A 2000 study in the European Journal of Applied Physiology gave male subjects one of the following to consume after weight training: a 6% carb solution, six grams of amino acids, a combination of both, or a placebo. Those drinking the carb and amino acid shake experienced greater muscle gains than any of the other groups, which the researchers concluded was because the concoction did the most to reduce muscle protein breakdown after training.

The exact amount of protein and carbs you should eat is a subject of debate, but most nutritionists agree that consuming some is better than none.

We like a 2-to-1 ratio of carbs to protein—such as another 50 grams of carbs and 25 grams protein. A protein shake would be ideal at this time because it digests quickly, getting the nutrients to the muscles fast when they need them most to begin the recovery process.

However, whole food can work as well. If you’re short on money, Miyaki says one or two pieces of fruit provides enough carbs to stop your muscles from breaking down, and will jump-start growth. You can pair fruit with a lean serving of protein, such as white fish.

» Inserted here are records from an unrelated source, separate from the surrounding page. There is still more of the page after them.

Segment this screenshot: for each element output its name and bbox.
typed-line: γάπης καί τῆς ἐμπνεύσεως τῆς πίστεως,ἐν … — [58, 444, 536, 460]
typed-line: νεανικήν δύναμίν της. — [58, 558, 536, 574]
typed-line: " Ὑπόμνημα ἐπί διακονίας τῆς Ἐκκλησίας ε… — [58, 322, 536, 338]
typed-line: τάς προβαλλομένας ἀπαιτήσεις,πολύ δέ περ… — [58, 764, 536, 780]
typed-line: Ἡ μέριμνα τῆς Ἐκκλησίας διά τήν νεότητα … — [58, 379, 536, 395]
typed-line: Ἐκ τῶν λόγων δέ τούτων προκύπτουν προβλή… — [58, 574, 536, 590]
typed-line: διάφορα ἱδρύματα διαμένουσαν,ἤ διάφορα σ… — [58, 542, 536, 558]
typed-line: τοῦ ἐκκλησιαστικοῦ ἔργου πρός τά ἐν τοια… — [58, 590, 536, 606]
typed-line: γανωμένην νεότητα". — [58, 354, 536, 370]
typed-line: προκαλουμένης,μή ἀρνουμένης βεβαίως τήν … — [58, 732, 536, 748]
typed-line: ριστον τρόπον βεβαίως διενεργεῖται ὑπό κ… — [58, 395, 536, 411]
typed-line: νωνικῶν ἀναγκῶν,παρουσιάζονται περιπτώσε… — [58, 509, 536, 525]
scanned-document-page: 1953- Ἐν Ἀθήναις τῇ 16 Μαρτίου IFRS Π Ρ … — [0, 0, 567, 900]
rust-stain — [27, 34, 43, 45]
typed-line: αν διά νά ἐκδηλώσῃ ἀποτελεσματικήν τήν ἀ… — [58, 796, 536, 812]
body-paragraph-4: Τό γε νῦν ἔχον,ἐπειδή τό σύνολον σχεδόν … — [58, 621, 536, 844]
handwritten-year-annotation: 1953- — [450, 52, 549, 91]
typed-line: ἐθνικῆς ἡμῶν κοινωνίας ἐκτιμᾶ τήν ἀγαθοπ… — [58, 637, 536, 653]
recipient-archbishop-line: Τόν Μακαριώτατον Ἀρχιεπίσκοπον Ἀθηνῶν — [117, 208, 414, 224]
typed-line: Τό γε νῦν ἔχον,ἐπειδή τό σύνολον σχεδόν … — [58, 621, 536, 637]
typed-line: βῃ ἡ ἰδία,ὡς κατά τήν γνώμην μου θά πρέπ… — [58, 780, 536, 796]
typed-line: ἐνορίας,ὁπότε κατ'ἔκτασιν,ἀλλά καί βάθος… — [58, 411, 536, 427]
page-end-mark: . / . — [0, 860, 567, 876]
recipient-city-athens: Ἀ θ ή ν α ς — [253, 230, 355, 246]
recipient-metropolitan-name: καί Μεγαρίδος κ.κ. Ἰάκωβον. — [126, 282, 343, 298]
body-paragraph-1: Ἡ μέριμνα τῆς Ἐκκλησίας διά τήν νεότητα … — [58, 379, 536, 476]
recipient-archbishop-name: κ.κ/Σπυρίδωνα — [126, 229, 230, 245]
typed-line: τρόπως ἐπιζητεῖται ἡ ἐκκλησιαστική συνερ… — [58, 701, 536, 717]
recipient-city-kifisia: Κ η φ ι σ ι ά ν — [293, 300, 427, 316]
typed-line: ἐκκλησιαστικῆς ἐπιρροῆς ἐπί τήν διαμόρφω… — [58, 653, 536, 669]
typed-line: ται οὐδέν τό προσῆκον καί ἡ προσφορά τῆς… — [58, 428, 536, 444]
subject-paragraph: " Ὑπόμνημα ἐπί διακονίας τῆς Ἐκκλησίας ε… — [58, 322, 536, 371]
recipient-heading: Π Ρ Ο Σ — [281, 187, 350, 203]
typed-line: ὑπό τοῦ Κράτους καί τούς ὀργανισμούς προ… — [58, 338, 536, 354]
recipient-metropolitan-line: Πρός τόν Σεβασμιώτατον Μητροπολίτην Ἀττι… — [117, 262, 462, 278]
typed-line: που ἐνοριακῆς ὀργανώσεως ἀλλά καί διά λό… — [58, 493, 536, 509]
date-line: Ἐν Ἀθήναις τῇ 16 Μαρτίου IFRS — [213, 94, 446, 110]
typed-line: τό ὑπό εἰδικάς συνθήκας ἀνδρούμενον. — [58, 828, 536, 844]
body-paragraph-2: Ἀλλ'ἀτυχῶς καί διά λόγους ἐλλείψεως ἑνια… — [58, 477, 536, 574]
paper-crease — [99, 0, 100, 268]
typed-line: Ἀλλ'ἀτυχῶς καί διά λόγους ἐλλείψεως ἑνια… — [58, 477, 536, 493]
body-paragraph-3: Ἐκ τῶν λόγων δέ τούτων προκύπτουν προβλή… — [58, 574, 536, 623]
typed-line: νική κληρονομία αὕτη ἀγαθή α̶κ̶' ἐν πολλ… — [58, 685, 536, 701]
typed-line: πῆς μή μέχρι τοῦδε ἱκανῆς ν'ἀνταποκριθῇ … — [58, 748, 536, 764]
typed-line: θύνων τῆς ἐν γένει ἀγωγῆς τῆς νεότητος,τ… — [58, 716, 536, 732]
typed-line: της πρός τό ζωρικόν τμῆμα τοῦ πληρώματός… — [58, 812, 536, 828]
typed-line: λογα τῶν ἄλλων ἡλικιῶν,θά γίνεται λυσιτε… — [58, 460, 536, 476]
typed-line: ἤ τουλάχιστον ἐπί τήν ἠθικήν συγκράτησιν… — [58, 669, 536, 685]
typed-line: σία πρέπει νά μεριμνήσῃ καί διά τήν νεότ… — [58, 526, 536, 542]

One more point to make here: By “workout” we mean weight training. You don’t need to follow any specific menu before or after a cardio session. In fact, as with weight workouts done in the morning, you’ll burn more calories from fat if you avoid eating before a cardio session.

Can I ever cheat on my diet?

Of course. The only way you can sustain a healthy eating plan is by building some leniency into it.

“Plan to have one or two cheat meals. per week,” Miyaki says. These are meals when you can eat whatever and as much as you like, but as soon as you finish, you’re done. Don’t let it go on all day.

Incorporating booze, pizza, or whatever treats you enjoy will keep you on track long-term—not loathing the process.

“Don’t give up any food you love indefinitely,” says Miyaki.